Key takeaways from the report:
Coronary artery disease remains the leading cause of global CVD mortality with an age-standardized rate per 100,000 of 108.8 deaths, followed by intracerebral hemorrhage and ischemic stroke. High systolic blood pressure accounted for the largest contribution to attributable age-standardized CVD disability-adjusted life years (DALYs) at 2,564.9 per 100,000 globally. Dietary risks were the leading contributor to age-standardized CVD DALYs among the behavioral risks, while ambient particulate matter pollution led the environmental risks. Between 2015-2022, age-standardized CVD mortality increased in 27 out of 204 locations. Global death counts due to CVD increased from 12.4 million in 1990 to 19.8 million in 2022 reflecting global population growth and aging and the contributions from preventable metabolic, environmental, and behavioral risks. Eastern Europe had the highest age-standardized total CVD mortality at 553 deaths per 100,000. In contrast, countries in Australasia had the lowest age-standardized total CVD mortality at 122.5 deaths per 100,000 people. Central Asia, Eastern Europe, North Africa and the Middle East had the highest age-standardized mortality rate per 100,000 people attributable to high systolic blood pressure. The regions with the highest rates of CVD burden attributable to dietary risk were Central Asia, Oceania, and parts of North Africa and the Middle East. “Identifying sustainable ways to work with communities to take action to prevent and control modifiable risk factors for heart disease is essential for reducing the global burden of heart disease,” said George A. Mensah, M.D., F.A.C.C., F.A.H.A., director of the Center for Translation Research and Implementation Science at the National Heart, Lung, and Blood Institute (NHLBI). “The 2023 Almanac represents an important resource for using locally relevant data to inform local-level actions for heart-healthy and thriving communities.”

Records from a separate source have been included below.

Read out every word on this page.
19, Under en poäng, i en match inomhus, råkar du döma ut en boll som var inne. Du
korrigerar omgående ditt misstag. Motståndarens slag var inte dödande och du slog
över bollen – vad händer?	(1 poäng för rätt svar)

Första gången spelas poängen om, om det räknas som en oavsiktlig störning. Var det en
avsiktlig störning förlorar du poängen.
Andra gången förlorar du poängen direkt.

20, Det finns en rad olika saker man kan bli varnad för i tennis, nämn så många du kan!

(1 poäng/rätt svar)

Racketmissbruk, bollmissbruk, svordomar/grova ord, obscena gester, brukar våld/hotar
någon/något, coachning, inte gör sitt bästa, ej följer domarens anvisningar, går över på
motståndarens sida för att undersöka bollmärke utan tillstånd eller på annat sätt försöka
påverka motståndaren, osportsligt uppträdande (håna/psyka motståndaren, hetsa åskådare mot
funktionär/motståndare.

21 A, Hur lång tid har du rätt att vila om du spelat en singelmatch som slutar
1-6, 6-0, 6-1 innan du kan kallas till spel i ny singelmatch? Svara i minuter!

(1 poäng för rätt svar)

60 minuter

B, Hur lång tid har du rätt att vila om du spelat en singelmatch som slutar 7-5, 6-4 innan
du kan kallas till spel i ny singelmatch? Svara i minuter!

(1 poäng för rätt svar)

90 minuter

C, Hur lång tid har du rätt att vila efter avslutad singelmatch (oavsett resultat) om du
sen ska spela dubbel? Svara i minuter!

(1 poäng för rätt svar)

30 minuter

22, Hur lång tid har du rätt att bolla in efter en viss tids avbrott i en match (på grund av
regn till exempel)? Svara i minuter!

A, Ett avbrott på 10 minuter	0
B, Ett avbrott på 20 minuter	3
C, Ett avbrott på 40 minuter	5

Launched in 2020, the Global Burden of Cardiovascular Diseases Collaboration is an alliance between the Journals of the American College of Cardiology, the Institute for Health Metrics and Evaluation at the University of Washington, and the National Heart, Lung, and Blood Institute. Serving as an update to 2022’s GBD Study, the 2023 publication includes data from 204 countries and territories, highlighting the leading global modifiable cardiovascular risk factors, their contribution to disease burden and recent prevention advancements.
The American College of Cardiology (ACC) is the global leader in transforming cardiovascular care and improving heart health for all. As the preeminent source of professional medical education for the entire cardiovascular care team since 1949, ACC credentials cardiovascular professionals in over 140 countries who meet stringent qualifications and leads in the formation of health policy, standards and guidelines. Through its world-renowned family of JACC Journals, NCDR registries, ACC Accreditation Services, global network of Member Sections, CardioSmart patient resources and more, the College is committed to ensuring a world where science, knowledge and innovation optimize patient care and outcomes 5).